Product Design + Game Design = Pathfinder
The main reason why people can spend endless times playing games, but get frustrated by the new online service is the different design approach. Recently I asked myself the question, which aspects of game mechanics can I adopt to my work as a product designer!?
Sure, we all know patterns like gamification and rewarding the user to keep him motivated, but is there anything else, that is quite helpful in the daily design work? To find an answer to this question I started crafting a small puzzle game called “Pathfinder”.
So the gameplay is quite simple. The game’s goal is to solve all five puzzles within a limited time range. Within each puzzle the user has to connect the two marked spots by selecting all surrounding fields. If you want to try the game yourself you can find it here (mobile only).
What I learned
So basically there are three aspects I discovered, which should be highly prioritized in the thinking and design process while crafting a digital product.
1. It’s all about feedback!
We all know that feedback is an important part of software products, but when you start playing a game you notice that it is crucial. Compared to other software applications games are not static, but dynamic and change in real time. To communicate every change and consequence without irritations feedback is important. In more complex games feedback is also relevant to catch the user’s attention as he might be distracted easily. Feedback is important to guarantee, that no information is hidden and is communicated whenever needed.
The more transparent and reactive a product is the easier is its usage.
Pathfinder: An important detail crafting each level was the highlighting of “10 seconds left”. Without the red blinking number the users didn’t notice that they ran out of time and couldn’t understand why the fail screen popped up.

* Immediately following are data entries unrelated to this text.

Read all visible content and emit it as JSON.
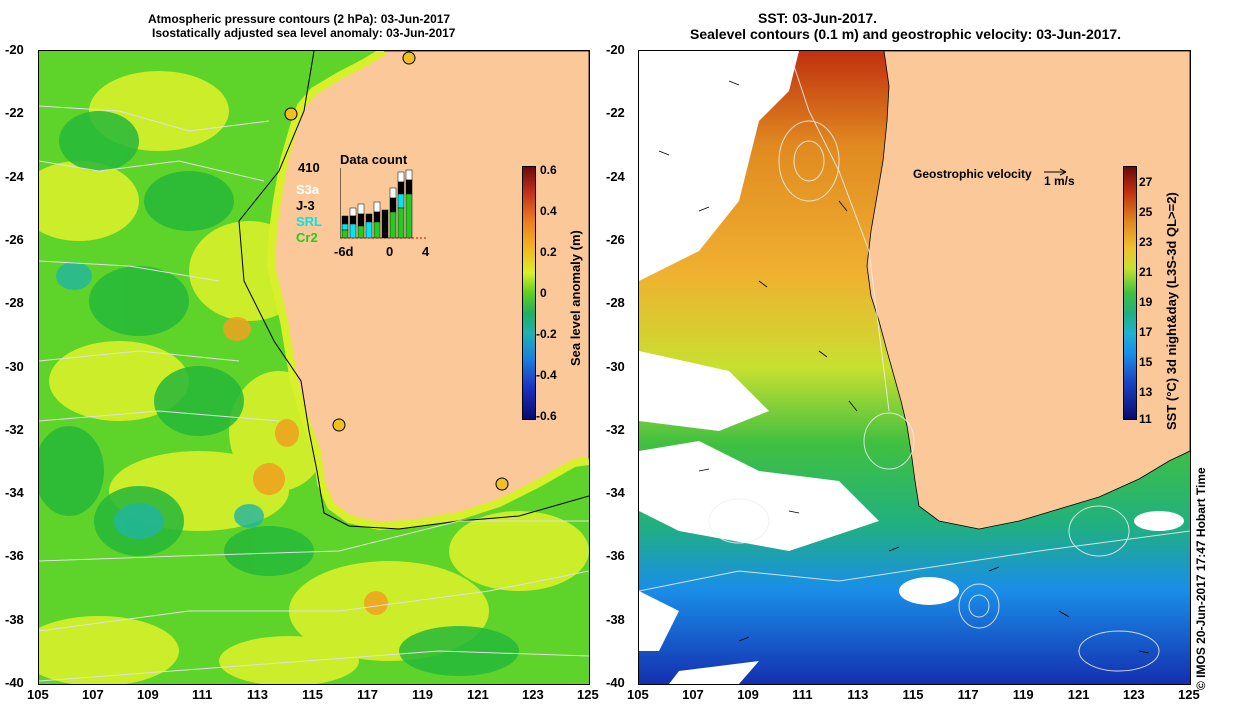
{
  "left_panel": {
    "title_line1": "Atmospheric pressure contours (2 hPa): 03-Jun-2017",
    "title_line2": "Isostatically adjusted sea level anomaly: 03-Jun-2017",
    "colorbar": {
      "label": "Sea level anomaly (m)",
      "ticks": [
        "0.6",
        "0.4",
        "0.2",
        "0",
        "-0.2",
        "-0.4",
        "-0.6"
      ]
    },
    "inset": {
      "title": "Data count",
      "max_count": "410",
      "satellites": [
        {
          "name": "S3a",
          "color": "#ffffff"
        },
        {
          "name": "J-3",
          "color": "#000000"
        },
        {
          "name": "SRL",
          "color": "#00e5ee"
        },
        {
          "name": "Cr2",
          "color": "#22cc22"
        }
      ],
      "x_ticks": [
        "-6d",
        "0",
        "4"
      ]
    }
  },
  "right_panel": {
    "title_line1": "SST: 03-Jun-2017.",
    "title_line2": "Sealevel contours (0.1 m) and geostrophic velocity: 03-Jun-2017.",
    "velocity_label": "Geostrophic velocity",
    "velocity_scale": "1 m/s",
    "colorbar": {
      "label": "SST (°C) 3d night&day (L3S-3d QL>=2)",
      "ticks": [
        "27",
        "25",
        "23",
        "21",
        "19",
        "17",
        "15",
        "13",
        "11"
      ]
    }
  },
  "axes": {
    "y_ticks": [
      "-20",
      "-22",
      "-24",
      "-26",
      "-28",
      "-30",
      "-32",
      "-34",
      "-36",
      "-38",
      "-40"
    ],
    "x_ticks": [
      "105",
      "107",
      "109",
      "111",
      "113",
      "115",
      "117",
      "119",
      "121",
      "123",
      "125"
    ]
  },
  "credit": "© IMOS 20-Jun-2017 17:47 Hobart Time",
  "colors": {
    "land": "#fbc89a",
    "sla_green": "#22c21f",
    "sla_yellow": "#d8f02a",
    "sst_orange": "#e08a20",
    "sst_blue": "#1a8ee8"
  }
}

2. The look really matters
These days visual, sound and motion design really matters in video games and create a unique selling point among competitors. They help to create an authentic and remarkable atmosphere and to emotionally communicate the storyline. The visual design is used to transfer the information clearly depending on the current scene. The game design reflects the story and lets the user dive in the game.
The consistent use of design elements also create a strong branding and let games look like standalone artworks.
Besides the functionality the authentic and remarkable design of a product can be a unique selling point.
Pathfinder: During the design process of Pathfinder there were different ideas how the level environment could look like. From a more “Monument Valley” kind of look to a complete abstract and geometrical theme. Finally I decided for the abstract theme as it represents the simplicity of the game in the best subtile and aesthetic way.
3. Everything is based on rules
Rules are the solid base of every game and define the goals and achievements around the experience. The game mechanics are limited by the rules and describe a combination of actions, reactions and consequences. Rules directly affect the gameplay and the user experience, therefore it is important to communicate them clearly. The easier the rules are the faster the user will understand how to operate in the system.
Once rules are defined, bending them is a fundamental part. When you think about different levels in a game they are just variations of the global rules. Rules also help to guarantee a consistency and to prevent misoperations. Only when you know your restrictions you can be really creative, by developing something new in the defined range.
At the beginning define clear and simple rules for your product and if necessary bend but never break them during your iterative process.
Pathfinder: The first step in the development of Pathfinder was to define the main rule for the gameplay: “Connect the marked spots by selecting all fields within 30 seconds“. After this decision was made all levels could be crafted as an adaption and modification of this global rule.
Games are important. They inspire, entertain or just give us a break from the everyday life and we gain a lot every time we play them. During the development of Pathfinder I learned a lot how to connect and transfer patterns to my daily work. At the end of the day games just want to give the user a good and entertaining time. Who says that a financial software can’t be as funny as the next arcade game?